In this thesis we report on the construction and use of a laser based, intracavity polarimeter. Two orthogonally polarized modes were produced by optically pumping an Na _2 ring laser. The change in the beat frequency between the two modes is a measure of any extra birefringence inserted into the cavity, provided the axes of the birefringence are aligned with the polarization modes of the laser. The sensitivity obtained, to changes in the birefringence, was 13 nrad/sqrt{ rm Hz}. We used the polarimeter to measure the Kerr constant in several gases. The beat frequency was modulated by applying an ac electric field to an intracavity Kerr cell. The experiments were performed at the minimum in the static beat frequency to eliminate effects due to electrostriction. There remained a small systematic bias to the measurements due to frequency pulling by the gain medium. A correction factor of the order of 2% was determined from a combination of spectroscopic and laser measurements. We measured the Kerr effect in He, Ne, H _2 and N_2 as a function of pressure with this new type of polarimeter. From the portion depending linearly on density, we determined the Kerr hyperpolarizability of the free molecules with a precision of 1%. For the electronic part of the hyperpolarizability our results agree, at the 95% confidence level, with very recent Kerr measurements and theoretical calculations.
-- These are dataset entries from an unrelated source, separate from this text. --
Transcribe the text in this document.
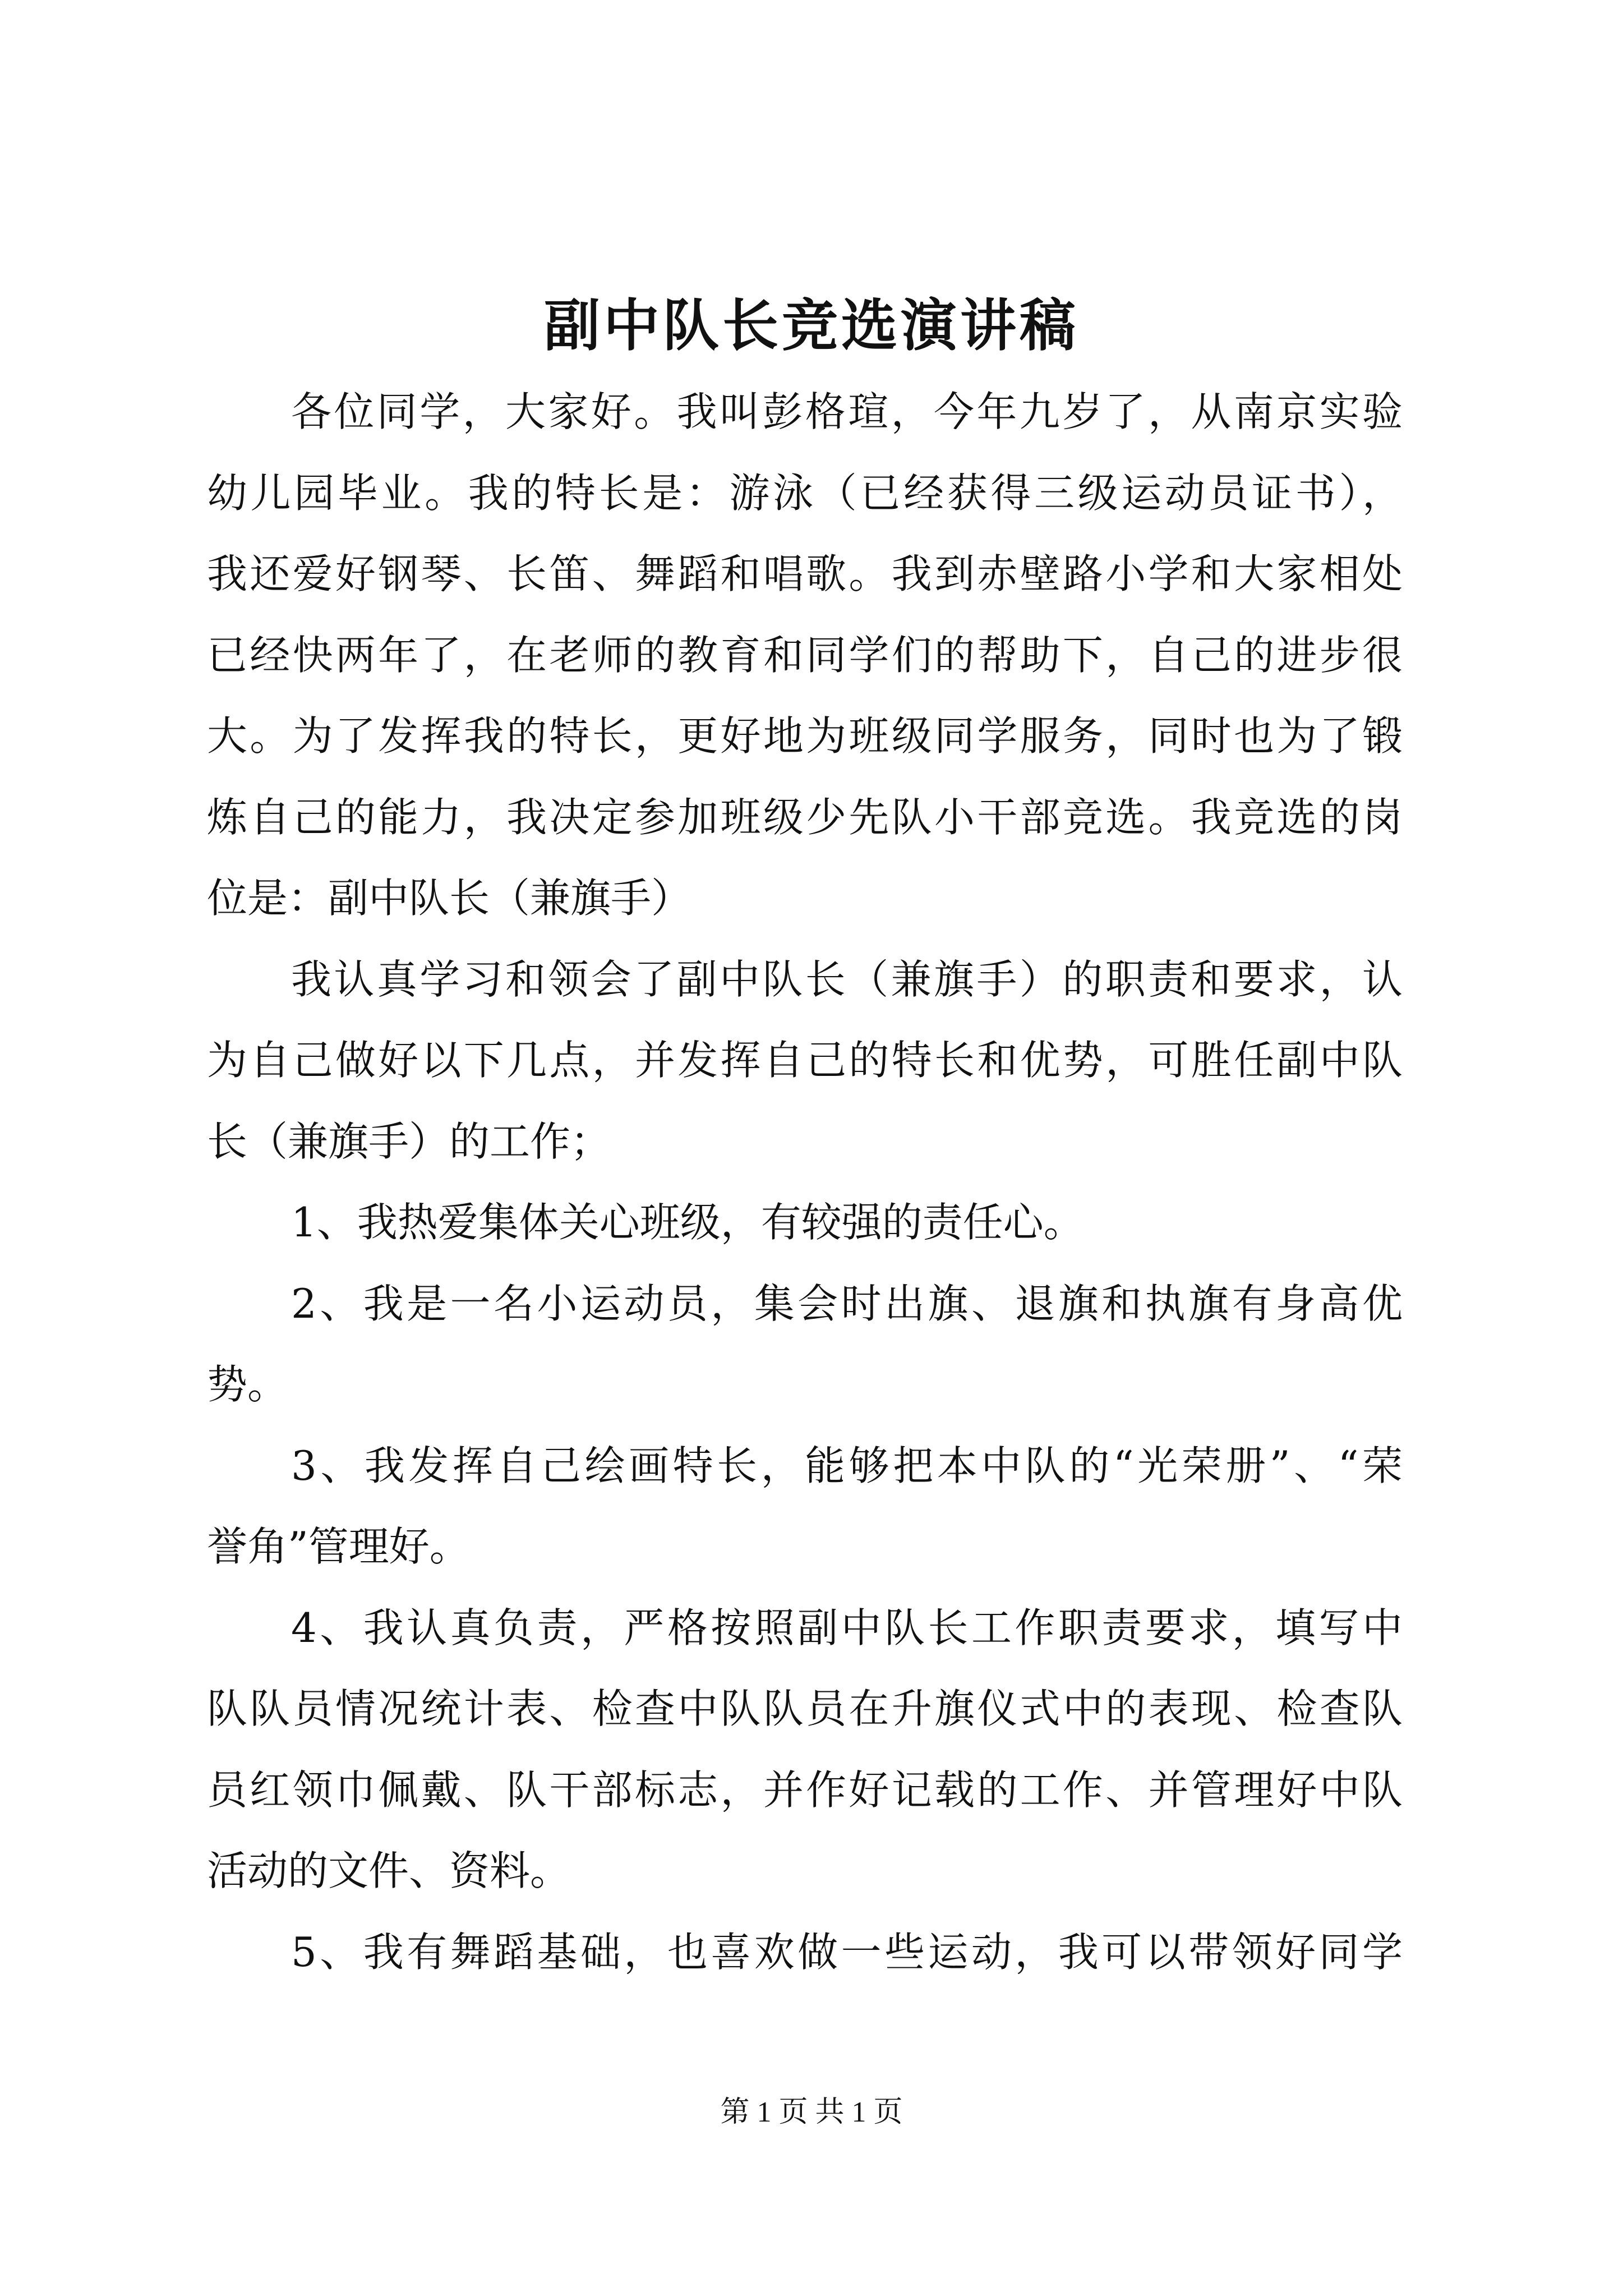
副中队长竞选演讲稿
各位同学，大家好。我叫彭格瑄，今年九岁了，从南京实验
幼儿园毕业。我的特长是：游泳（已经获得三级运动员证书），
我还爱好钢琴、长笛、舞蹈和唱歌。我到赤壁路小学和大家相处
已经快两年了，在老师的教育和同学们的帮助下，自己的进步很
大。为了发挥我的特长，更好地为班级同学服务，同时也为了锻
炼自己的能力，我决定参加班级少先队小干部竞选。我竞选的岗
位是：副中队长（兼旗手）
我认真学习和领会了副中队长（兼旗手）的职责和要求，认
为自己做好以下几点，并发挥自己的特长和优势，可胜任副中队
长（兼旗手）的工作；
1、我热爱集体关心班级，有较强的责任心。
2、我是一名小运动员，集会时出旗、退旗和执旗有身高优
势。
3、我发挥自己绘画特长，能够把本中队的“光荣册”、“荣
誉角”管理好。
4、我认真负责，严格按照副中队长工作职责要求，填写中
队队员情况统计表、检查中队队员在升旗仪式中的表现、检查队
员红领巾佩戴、队干部标志，并作好记载的工作、并管理好中队
活动的文件、资料。
5、我有舞蹈基础，也喜欢做一些运动，我可以带领好同学
第 1 页 共 1 页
This is important since accurate Kerr measurements are difficult and it is essential, for confirming the calculations, that two totally different types of measurements yield results that agree with each other and with theory. For the rotational contribution to the hyperpolarizability, our results for H_2 taken with those of others indicate that further modeling or theoretical work is required in this area.